Supposedly the new thing among my group is that I am going to marry the lawyer. yes the infamous lawyer. We are constantly at each other's throats. Every time we are out together, we get into some non violent banter. I think we just like to show one up and see who's smarter than the other. It's kind of amusing actually. One guy in my group says it's like when we are in grammar school and you pick on someone when you like them. That would be the lawyer. Constantly picking on me. I find it very amusing. He was pretty nice to me last night though.

Ok, I am suckered into this stupid "rich girls" show on mtv. The one girl just caled her mom to ask her if she can buy these pink boots that were 400 bucks or something. And she says to her mom that she really thinks she needs them. Why would someone really need knee high pink suede boots. Beats me.

Yea so I was looking up suicide web sites today and they all suck. None of them seem informational and they are not very user friendly either. Now that sucks. JUst when I was to start looking up things, I cannot find a damn thing.

I'm really fixated on this whole stage process. I think I need to look up the steps of grief. I am pretty sure that the last one is acceptance, that makes me complete sense. I was thinking about something I did the other night and then I felt bad. I was at a friends house and we were playing cards and I just all of the sudden blurted out asking if they knew anyone who died from suicide. Now mind you, I hardly know these people, except for one, and now I feel like a moron for even saying something like that. I wish I could just talk to someone who has had a sibling die this way. I don't want to talk to someone who has had a cousin/friend die. I want someone who was closely related and not a parent. There is a support group that meets at this church by my house on the 3 rd sunday of each month. I am planning to go in January, but I want to go by myself. That's another thing. Am I supposed to go to support groups and stuff with my family? Is it ok that I go by myself. I kind of think that whatever works for me should work for everyone else. No one needs to tell me what and how I should attend support groups.

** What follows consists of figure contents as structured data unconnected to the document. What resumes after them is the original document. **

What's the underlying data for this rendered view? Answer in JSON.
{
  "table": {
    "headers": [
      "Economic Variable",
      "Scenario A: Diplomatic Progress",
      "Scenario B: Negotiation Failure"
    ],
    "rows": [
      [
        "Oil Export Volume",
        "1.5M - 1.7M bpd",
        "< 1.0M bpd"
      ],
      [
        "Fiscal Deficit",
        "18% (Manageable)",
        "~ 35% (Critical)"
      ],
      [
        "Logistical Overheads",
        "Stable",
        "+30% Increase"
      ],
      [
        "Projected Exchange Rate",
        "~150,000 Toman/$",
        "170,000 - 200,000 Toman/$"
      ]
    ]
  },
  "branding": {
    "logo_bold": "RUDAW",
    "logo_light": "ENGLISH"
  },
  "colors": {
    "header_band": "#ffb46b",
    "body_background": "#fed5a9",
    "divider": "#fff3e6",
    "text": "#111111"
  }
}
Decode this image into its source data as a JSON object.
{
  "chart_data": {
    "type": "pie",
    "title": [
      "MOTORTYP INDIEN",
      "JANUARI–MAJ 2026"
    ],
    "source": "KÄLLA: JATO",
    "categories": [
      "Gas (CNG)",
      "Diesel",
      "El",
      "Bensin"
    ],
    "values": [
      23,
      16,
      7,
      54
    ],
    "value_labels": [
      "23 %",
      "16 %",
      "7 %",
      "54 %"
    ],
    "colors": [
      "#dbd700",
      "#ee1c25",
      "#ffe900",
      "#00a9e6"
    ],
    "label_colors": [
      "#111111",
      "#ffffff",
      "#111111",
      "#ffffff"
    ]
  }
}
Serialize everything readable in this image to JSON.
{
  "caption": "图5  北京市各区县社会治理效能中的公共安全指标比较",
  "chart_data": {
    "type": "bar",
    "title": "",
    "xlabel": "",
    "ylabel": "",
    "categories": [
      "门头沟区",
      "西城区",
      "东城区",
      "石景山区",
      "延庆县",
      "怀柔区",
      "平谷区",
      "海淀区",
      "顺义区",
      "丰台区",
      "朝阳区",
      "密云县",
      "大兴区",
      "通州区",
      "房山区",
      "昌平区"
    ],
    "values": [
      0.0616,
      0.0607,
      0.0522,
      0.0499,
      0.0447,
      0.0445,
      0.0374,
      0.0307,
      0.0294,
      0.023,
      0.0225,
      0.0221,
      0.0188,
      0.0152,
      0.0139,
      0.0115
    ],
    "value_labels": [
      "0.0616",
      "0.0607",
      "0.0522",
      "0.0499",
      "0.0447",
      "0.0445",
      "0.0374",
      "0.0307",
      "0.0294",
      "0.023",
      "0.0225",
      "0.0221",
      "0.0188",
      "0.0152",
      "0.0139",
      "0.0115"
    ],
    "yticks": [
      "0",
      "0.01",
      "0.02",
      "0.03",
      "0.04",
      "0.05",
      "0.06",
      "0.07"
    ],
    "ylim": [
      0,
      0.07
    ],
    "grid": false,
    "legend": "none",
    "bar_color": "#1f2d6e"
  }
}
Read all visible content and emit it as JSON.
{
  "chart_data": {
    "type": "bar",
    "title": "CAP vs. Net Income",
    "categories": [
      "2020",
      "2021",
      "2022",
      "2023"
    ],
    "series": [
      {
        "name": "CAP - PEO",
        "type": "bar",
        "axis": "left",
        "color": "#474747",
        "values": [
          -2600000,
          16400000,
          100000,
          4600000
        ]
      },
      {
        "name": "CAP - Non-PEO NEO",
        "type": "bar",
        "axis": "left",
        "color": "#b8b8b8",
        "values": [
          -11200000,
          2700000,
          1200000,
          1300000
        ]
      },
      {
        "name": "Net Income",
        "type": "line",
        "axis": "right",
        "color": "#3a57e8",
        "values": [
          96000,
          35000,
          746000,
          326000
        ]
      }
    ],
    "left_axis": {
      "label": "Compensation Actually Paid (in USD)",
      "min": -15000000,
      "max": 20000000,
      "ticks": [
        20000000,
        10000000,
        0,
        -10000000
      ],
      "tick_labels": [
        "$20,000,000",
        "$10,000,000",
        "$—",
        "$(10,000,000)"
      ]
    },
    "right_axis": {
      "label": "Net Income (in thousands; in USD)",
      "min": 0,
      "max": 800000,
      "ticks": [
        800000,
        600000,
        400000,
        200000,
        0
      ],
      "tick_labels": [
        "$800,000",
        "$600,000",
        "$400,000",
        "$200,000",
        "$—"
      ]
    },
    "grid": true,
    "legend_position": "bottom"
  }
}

Yea I need a freaking vacation.

You know, I could kick myself in the ass sometimes. I have all these aspirations( if you wanna call em that) about how everytime I think about something, I am gonna write it down and then write it in here. Have I written any thoughts down? Hell no. So much for my goals. Sometiems I think that writing and what not will help me sort things out, but my writing sucks. I can't organize my thoughts, I just ramble and ramble, but I guess that's ok, isn't it. Well even if it isn't, I don't care.